We need a mechanism to help us correct the balance so that New Zealand companies can compete from a position of equality rather than from the massively unbalanced situation that exists now.
Our size means we are a de facto boutique producer on a world scale. Let's capitalise on that and our other attributes, namely green, innovative, adventurous and spirited.
We must rethink sustainable and then factor in durable as a high priority. If something doesn't last a long time, then is is hardly sustainable even if it is made from recycled materials. Let’s change the consumer goods guarantee period from 12 months to 24 months and then to 36 months and beyond.
This could result in several huge benefits: Since durability requires good design, good materials and good workmanship, our manufacturers would start to compete in a quality-based environment.
Our products would establish a global reputation for value and increased exports to discerning customers sick of throwing away junk would likely follow.
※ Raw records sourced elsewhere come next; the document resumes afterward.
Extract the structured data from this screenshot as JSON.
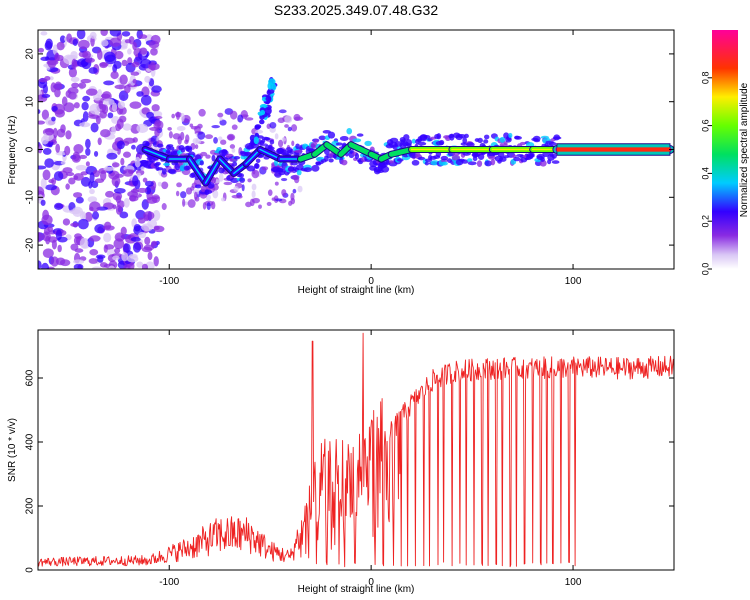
{
  "figure_title": "S233.2025.349.07.48.G32",
  "chart_data": [
    {
      "type": "heatmap",
      "title": "S233.2025.349.07.48.G32",
      "xlabel": "Height of straight line (km)",
      "ylabel": "Frequency (Hz)",
      "xlim": [
        -165,
        150
      ],
      "ylim": [
        -25,
        25
      ],
      "xticks": [
        -100,
        0,
        100
      ],
      "yticks": [
        -20,
        -10,
        0,
        10,
        20
      ],
      "colorbar": {
        "label": "Normalized spectral amplitude",
        "range": [
          0,
          1
        ],
        "ticks": [
          0.0,
          0.2,
          0.4,
          0.6,
          0.8
        ],
        "colormap": "rainbow"
      },
      "ridge": {
        "points": [
          {
            "x": -112,
            "y": 0
          },
          {
            "x": -100,
            "y": -2
          },
          {
            "x": -90,
            "y": -2
          },
          {
            "x": -82,
            "y": -7
          },
          {
            "x": -75,
            "y": -2
          },
          {
            "x": -68,
            "y": -5
          },
          {
            "x": -62,
            "y": -3
          },
          {
            "x": -55,
            "y": 0
          },
          {
            "x": -45,
            "y": -2
          },
          {
            "x": -35,
            "y": -2
          },
          {
            "x": -28,
            "y": -1
          },
          {
            "x": -22,
            "y": 1
          },
          {
            "x": -15,
            "y": -1
          },
          {
            "x": -10,
            "y": 1
          },
          {
            "x": 0,
            "y": -1
          },
          {
            "x": 5,
            "y": -2
          },
          {
            "x": 10,
            "y": -1
          },
          {
            "x": 20,
            "y": 0
          },
          {
            "x": 40,
            "y": 0
          },
          {
            "x": 60,
            "y": 0
          },
          {
            "x": 80,
            "y": 0
          },
          {
            "x": 92,
            "y": 0
          },
          {
            "x": 120,
            "y": 0
          },
          {
            "x": 148,
            "y": 0
          }
        ],
        "amplitude": [
          {
            "x_from": -112,
            "x_to": -40,
            "value": 0.3
          },
          {
            "x_from": -40,
            "x_to": 15,
            "value": 0.45
          },
          {
            "x_from": 15,
            "x_to": 92,
            "value": 0.7
          },
          {
            "x_from": 92,
            "x_to": 148,
            "value": 1.0
          }
        ],
        "branch": [
          {
            "x": -58,
            "y": 2
          },
          {
            "x": -52,
            "y": 9
          },
          {
            "x": -48,
            "y": 14
          }
        ]
      }
    },
    {
      "type": "line",
      "xlabel": "Height of straight line (km)",
      "ylabel": "SNR (10 * v/v)",
      "xlim": [
        -165,
        150
      ],
      "ylim": [
        0,
        750
      ],
      "xticks": [
        -100,
        0,
        100
      ],
      "yticks": [
        0,
        200,
        400,
        600
      ],
      "series_color": "#ee2222",
      "envelope": [
        {
          "x": -165,
          "y": 25
        },
        {
          "x": -110,
          "y": 30
        },
        {
          "x": -90,
          "y": 70
        },
        {
          "x": -75,
          "y": 110
        },
        {
          "x": -60,
          "y": 110
        },
        {
          "x": -50,
          "y": 60
        },
        {
          "x": -40,
          "y": 40
        },
        {
          "x": -33,
          "y": 150
        },
        {
          "x": -25,
          "y": 280
        },
        {
          "x": -10,
          "y": 300
        },
        {
          "x": 0,
          "y": 360
        },
        {
          "x": 10,
          "y": 430
        },
        {
          "x": 20,
          "y": 520
        },
        {
          "x": 30,
          "y": 590
        },
        {
          "x": 40,
          "y": 620
        },
        {
          "x": 60,
          "y": 630
        },
        {
          "x": 80,
          "y": 630
        },
        {
          "x": 100,
          "y": 635
        },
        {
          "x": 120,
          "y": 630
        },
        {
          "x": 150,
          "y": 635
        }
      ],
      "spikes": [
        {
          "x": -29,
          "y": 715
        },
        {
          "x": -4,
          "y": 740
        }
      ],
      "dropouts": [
        -27,
        -22,
        -16,
        -13,
        -8,
        2,
        6,
        11,
        15,
        18,
        22,
        26,
        29,
        33,
        36,
        40,
        44,
        47,
        51,
        55,
        58,
        62,
        65,
        69,
        72,
        76,
        80,
        84,
        87,
        90,
        94,
        98,
        101
      ]
    }
  ]
}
We would import less junk and the products we did buy would last longer so have a reduced environmental impact with fewer resources consumed.
Over a lifetime our living costs would reduce as the durable effect took hold and we would have more to save and invest - as well as companies of substance to invest in.
Durability is a powerful measure that only comes from knowledge, craftsmanship and commitment. Yet its returns are far greater that the small additional cost. I believe it is a worthy direction to pursue and is the most simple to legislate and does not prejudice any trade agreements.